April 12 is the anniversary of the sinking of the Tittanic. Thirty-seven months later, the Lusitania was torpedoed and sunk. Coincidentally, each sinking had rare-book related aspects that reverberate to this day. One of the Titanic passengers was Henry Elkins Widener. Widener was a noted collector of rare books whose collection included a Gutenberg Bible and a Shakespeare Folio. In the spring of 1912, he went on a book-buying trip to England, where he bought a rare first edition of essays by Francis Bacon. The story goes that after he placed his mother and her maid in a lifeboat, he returned to his room to retrieve the book. He and the book went down with the ship. Mrs. Widener endowed the Harry Elkins Widener Memorial Library at Harvard in his memory. It remains one of the most famous libraries for rare books in the world. Another book lost, though not Widener’s, was a jeweled copy of “The Rubaiyat” valued at $2,000 — or about $45,000 today.

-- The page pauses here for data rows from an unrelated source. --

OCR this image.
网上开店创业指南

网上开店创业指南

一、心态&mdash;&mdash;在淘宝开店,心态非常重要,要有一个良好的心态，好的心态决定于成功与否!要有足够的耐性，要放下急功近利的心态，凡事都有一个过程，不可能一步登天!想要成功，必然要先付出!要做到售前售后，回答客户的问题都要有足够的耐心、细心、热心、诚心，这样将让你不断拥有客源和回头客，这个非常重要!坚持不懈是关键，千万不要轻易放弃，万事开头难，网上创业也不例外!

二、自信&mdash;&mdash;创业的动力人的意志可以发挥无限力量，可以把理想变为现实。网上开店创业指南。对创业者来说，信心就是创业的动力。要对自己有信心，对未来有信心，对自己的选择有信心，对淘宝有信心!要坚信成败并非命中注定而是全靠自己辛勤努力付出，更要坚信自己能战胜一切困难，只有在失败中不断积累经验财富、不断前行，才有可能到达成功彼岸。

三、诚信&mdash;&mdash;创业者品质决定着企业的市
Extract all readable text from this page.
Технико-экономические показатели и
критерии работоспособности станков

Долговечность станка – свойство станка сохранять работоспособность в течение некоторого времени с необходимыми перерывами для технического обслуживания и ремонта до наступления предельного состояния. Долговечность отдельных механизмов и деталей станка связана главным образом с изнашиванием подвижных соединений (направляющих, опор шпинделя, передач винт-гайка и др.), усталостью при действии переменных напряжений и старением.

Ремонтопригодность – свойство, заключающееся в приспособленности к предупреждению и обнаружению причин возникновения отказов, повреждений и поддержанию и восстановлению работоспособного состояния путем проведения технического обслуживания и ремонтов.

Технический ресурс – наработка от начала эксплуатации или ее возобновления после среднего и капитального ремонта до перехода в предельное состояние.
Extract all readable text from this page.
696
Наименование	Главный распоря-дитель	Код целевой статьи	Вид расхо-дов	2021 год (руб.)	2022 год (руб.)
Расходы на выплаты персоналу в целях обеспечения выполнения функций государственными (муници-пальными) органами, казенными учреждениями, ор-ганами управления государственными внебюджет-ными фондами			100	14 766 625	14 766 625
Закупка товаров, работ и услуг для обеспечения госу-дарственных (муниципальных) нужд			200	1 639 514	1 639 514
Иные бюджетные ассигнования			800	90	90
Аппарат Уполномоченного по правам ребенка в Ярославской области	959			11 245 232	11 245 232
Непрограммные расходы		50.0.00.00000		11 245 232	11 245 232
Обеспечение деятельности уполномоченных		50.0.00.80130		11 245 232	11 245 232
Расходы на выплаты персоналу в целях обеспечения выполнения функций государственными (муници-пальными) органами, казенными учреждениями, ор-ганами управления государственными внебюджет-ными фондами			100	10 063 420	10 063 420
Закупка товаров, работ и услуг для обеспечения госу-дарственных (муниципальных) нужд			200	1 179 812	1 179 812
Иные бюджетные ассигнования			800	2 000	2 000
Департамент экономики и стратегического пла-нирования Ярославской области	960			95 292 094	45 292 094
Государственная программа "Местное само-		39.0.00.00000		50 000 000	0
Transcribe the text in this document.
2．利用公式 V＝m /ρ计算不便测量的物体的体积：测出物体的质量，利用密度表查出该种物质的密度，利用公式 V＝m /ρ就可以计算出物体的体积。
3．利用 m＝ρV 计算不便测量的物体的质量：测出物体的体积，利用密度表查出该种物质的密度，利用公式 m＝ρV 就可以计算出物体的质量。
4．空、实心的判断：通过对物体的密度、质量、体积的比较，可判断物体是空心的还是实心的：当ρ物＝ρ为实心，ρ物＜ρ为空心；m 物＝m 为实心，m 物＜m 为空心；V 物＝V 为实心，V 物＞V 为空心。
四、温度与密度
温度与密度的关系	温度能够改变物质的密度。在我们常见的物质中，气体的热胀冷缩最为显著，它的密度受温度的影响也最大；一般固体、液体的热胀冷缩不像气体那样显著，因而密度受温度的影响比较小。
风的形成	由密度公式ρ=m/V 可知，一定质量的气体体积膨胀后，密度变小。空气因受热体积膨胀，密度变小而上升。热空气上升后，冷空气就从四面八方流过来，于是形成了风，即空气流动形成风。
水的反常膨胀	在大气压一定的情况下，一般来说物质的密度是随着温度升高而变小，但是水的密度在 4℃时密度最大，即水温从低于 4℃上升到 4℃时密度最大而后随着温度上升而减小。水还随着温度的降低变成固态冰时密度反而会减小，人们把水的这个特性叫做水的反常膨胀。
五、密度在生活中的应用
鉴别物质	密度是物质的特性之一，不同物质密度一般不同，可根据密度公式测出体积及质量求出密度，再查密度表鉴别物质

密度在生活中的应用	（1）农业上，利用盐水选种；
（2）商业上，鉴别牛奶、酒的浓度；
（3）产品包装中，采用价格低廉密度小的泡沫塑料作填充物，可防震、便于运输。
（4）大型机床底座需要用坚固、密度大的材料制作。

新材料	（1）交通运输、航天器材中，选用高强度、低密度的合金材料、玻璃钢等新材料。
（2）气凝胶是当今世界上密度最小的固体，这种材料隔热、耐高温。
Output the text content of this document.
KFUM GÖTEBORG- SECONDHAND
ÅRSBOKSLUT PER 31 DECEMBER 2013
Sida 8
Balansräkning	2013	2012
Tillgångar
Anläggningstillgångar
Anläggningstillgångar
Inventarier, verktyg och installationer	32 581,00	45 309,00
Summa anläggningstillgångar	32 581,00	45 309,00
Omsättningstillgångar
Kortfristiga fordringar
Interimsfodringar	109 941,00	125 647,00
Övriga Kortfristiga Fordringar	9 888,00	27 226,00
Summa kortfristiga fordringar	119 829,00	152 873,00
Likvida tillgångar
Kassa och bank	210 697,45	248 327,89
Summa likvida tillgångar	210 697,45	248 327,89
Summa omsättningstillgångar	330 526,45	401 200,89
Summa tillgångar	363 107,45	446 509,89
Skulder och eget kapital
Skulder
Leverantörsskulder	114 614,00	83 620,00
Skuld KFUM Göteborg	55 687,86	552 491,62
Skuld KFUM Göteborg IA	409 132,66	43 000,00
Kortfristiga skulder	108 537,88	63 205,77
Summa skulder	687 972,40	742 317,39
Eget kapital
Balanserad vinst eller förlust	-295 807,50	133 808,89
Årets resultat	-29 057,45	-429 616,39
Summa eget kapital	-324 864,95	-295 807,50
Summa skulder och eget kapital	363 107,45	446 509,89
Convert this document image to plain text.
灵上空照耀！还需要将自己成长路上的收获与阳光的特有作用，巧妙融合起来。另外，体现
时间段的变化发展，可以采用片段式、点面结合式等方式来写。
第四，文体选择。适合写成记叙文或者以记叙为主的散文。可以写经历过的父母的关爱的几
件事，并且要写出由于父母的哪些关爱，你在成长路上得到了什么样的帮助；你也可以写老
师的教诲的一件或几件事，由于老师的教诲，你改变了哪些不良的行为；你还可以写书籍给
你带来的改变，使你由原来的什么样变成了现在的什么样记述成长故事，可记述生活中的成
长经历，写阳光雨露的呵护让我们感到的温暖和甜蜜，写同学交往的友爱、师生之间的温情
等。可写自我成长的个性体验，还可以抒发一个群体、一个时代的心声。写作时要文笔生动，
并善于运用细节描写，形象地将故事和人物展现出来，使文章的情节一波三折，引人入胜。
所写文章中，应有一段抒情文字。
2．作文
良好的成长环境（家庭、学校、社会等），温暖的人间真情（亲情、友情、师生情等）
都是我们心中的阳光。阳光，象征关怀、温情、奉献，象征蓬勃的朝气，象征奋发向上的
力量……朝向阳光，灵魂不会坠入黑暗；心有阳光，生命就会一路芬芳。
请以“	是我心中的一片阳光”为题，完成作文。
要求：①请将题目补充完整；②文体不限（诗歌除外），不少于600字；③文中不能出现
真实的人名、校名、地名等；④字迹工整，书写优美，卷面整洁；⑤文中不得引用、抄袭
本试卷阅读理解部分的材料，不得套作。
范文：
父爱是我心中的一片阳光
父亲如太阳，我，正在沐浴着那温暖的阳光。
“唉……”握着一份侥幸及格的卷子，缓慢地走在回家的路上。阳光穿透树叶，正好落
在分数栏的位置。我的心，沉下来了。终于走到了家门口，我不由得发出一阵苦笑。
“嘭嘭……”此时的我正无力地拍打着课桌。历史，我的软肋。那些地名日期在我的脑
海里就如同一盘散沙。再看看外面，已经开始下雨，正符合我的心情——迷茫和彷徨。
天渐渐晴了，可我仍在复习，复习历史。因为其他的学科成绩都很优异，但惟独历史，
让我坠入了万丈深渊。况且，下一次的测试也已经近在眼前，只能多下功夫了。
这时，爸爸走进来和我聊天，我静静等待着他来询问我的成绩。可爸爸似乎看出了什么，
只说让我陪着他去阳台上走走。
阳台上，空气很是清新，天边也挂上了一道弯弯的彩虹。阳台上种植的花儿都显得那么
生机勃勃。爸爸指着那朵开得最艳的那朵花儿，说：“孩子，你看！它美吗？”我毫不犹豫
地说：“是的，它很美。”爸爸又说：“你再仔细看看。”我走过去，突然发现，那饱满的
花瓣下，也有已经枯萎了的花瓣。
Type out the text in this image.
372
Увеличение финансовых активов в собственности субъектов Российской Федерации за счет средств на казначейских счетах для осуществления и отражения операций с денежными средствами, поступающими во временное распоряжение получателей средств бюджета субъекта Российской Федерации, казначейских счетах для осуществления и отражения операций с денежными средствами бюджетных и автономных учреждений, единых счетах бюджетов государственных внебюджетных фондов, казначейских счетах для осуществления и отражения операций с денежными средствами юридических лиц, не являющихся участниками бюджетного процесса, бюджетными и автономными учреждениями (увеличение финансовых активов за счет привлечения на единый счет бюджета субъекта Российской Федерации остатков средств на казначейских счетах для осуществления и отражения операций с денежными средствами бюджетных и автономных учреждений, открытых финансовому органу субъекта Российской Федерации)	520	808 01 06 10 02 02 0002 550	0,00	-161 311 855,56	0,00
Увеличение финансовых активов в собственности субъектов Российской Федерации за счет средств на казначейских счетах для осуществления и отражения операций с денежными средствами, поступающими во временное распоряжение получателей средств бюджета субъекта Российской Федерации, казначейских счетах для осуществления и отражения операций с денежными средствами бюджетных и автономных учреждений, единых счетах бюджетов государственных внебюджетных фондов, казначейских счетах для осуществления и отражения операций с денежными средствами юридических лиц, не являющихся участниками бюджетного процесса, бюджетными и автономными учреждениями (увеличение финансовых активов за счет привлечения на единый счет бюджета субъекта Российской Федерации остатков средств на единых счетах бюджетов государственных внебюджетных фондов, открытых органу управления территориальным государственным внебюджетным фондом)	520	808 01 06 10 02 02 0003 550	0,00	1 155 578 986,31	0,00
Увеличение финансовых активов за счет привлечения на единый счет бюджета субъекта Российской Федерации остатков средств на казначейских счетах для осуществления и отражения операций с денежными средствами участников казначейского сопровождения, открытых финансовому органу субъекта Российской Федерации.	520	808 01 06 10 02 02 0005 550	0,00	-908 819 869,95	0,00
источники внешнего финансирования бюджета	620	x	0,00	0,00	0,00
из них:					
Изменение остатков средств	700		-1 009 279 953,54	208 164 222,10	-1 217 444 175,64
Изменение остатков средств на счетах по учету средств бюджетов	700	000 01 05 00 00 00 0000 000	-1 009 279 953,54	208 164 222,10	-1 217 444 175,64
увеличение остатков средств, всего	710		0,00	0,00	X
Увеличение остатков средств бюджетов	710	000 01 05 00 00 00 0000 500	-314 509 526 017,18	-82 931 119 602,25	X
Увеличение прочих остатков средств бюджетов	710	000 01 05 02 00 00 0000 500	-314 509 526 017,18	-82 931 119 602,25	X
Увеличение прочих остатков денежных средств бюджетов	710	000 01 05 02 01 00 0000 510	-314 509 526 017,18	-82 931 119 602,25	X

Boston bookseller Charles Lauriat came aboard the Lusitania with a priceless set of drawings by William Meakepeace Thackeray and a one-of-a-kind edition of “A Christmas Carol” with handwritten notations by Charles Dickens. He did not insure either, figuring that the chance of the Lusitania sinking was “nil.” Both items went to the bottom, but Lauriat managed to save what he considered the real prize: Photos of his baby. In 1922, Lauriat filed a claim against Germany, valuing the Dickens and Thackeray items at more than $51,000. He was awarded $10,000.
Also on the Luisitania was Elbert Hubbard, a writer, publisher and founder of the Roycroft artisan community. Hubbard even wrote a small pamphlet about the sinking of the Titanic.
Now here’s where those coincidences begin piling up: Printed Page bookseller Robert Rust knew Hubbard’s daughter and is a Roycroft historian who’s written and contributed to books about the Roycrofter movement. And three Danboms who died on the Titanic were Printed Page co-owner Dan Danbom’s distant relatives.
Neither Robert nor Dan has any plans to take a transatlantic cruise.